Il 3 ottobre al Teatro Elfo Puccini andrà in scena “Bermudas” coreografo da Michele di Stefano

Nell’impossibilità di poter coinvolgere il pubblico in sala nello spettacolo Bermudas_Forever, in ottemperanza alle norme sul distanziamento in prevenzione Covid19, la Compagnia Mk in accordo con MilanOltre Festival eseguirà la versione con i soli danzatori in scena che prende il titolo Bermudas.

Lo spettacolo, già proposto alla Triennale di Milano a gennaio in gemellaggio con MilanOltre è una coreografia ipnotica, pensata per un numero variabile di interpreti (da tre a tredici), intercambiabili tra loro. Si basa su regole semplici e rigorose che producono un moto perpetuo, adottabile da ogni performer come una condizione per esistere accanto agli altri e costruire un mondo ritmicamente condiviso.

Il lavoro è ispirato dalle teorie del caos, dalla generazione di insiemi complessi a partire da condizioni elementari, dai sistemi evolutivi della fisica e della meteorologia.

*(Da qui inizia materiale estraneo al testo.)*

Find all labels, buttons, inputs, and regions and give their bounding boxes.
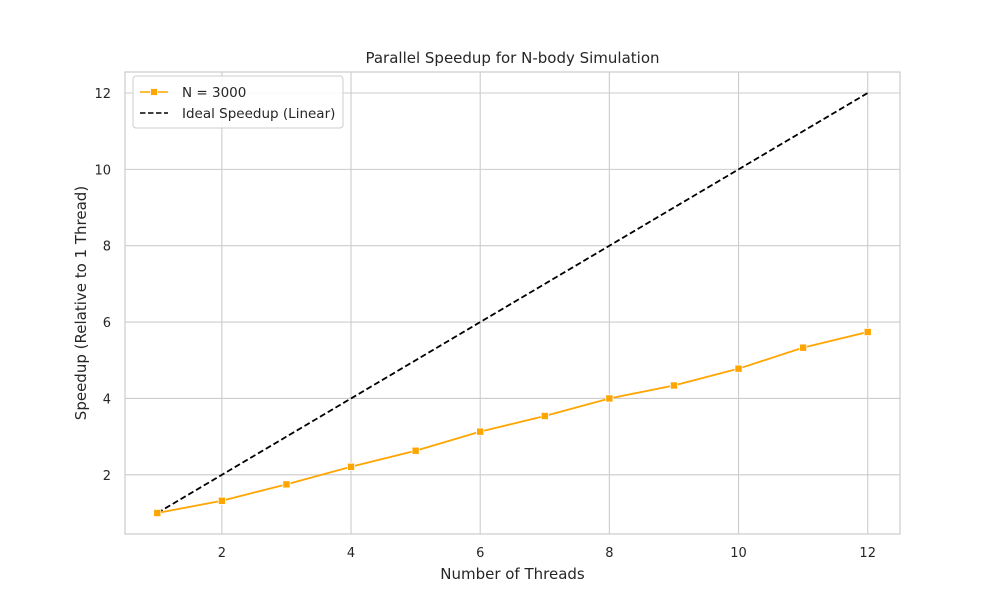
data-point-n3000-1 — [153, 508, 162, 517]
legend-label-n3000: N = 3000 — [182, 85, 246, 101]
y-tick-label-6: 6 — [103, 316, 111, 331]
x-axis-label: Number of Threads — [440, 565, 585, 583]
series-line-ideal — [156, 92, 869, 514]
x-tick-label-6: 6 — [476, 546, 484, 561]
y-tick-label-12: 12 — [94, 87, 111, 102]
data-point-n3000-3 — [282, 480, 291, 489]
y-tick-label-8: 8 — [103, 240, 111, 255]
chart-title: Parallel Speedup for N-body Simulation — [365, 49, 659, 67]
data-point-n3000-8 — [605, 394, 614, 403]
y-axis-label: Speedup (Relative to 1 Thread) — [72, 186, 90, 420]
plot-frame — [124, 71, 901, 535]
data-point-n3000-4 — [347, 462, 356, 471]
x-tick-label-12: 12 — [859, 546, 876, 561]
x-tick-label-10: 10 — [730, 546, 747, 561]
y-tick-label-10: 10 — [94, 163, 111, 178]
data-point-n3000-2 — [217, 496, 226, 505]
series-line-n3000 — [157, 331, 868, 514]
tick-labels: 2 4 6 8 10 12 2 4 6 8 10 12 — [94, 87, 876, 561]
legend-label-ideal: Ideal Speedup (Linear) — [182, 106, 335, 122]
y-tick-label-2: 2 — [103, 469, 111, 484]
x-tick-label-8: 8 — [605, 546, 613, 561]
data-point-n3000-12 — [863, 328, 872, 337]
data-point-n3000-5 — [411, 446, 420, 455]
legend-marker-n3000 — [150, 88, 158, 96]
data-point-n3000-6 — [476, 427, 485, 436]
data-point-n3000-11 — [799, 343, 808, 352]
data-point-n3000-7 — [540, 412, 549, 421]
y-tick-label-4: 4 — [103, 392, 111, 407]
legend: N = 3000 Ideal Speedup (Linear) — [132, 75, 344, 129]
x-tick-label-4: 4 — [347, 546, 355, 561]
x-tick-label-2: 2 — [218, 546, 226, 561]
data-point-n3000-10 — [734, 364, 743, 373]
data-point-n3000-9 — [669, 381, 678, 390]
grid — [125, 72, 900, 534]
legend-box — [132, 75, 344, 129]
series — [153, 92, 872, 517]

Il risultato finale a cui Michele Di Stefano tende è la costruzione di un luogo carico di tensione relazionale, un campo energetico molto intenso (a cui il nome Bermudas ironicamente fa riferimento) attraversato da una spinta alla comunicazione immediata, necessaria per generare uno spazio sempre accessibile a qualunque nuovo ingresso.

L’impianto coreografico dipende in maniera cruciale dalle caratteristiche singolari dei performer: immettere punti di vista differenti sull’uso dello spazio, la prossemica tra i corpi o il modo in cui viene percepita l’attività di danza in un rituale collettivo, trasforma immediatamente la coreografia in un progetto di incontro e mediazione tra individui che possono essere i più disparati e i più lontani tra loro per attitudine, organizzazione gestuale e intensità espressiva. E per gestione del malinteso.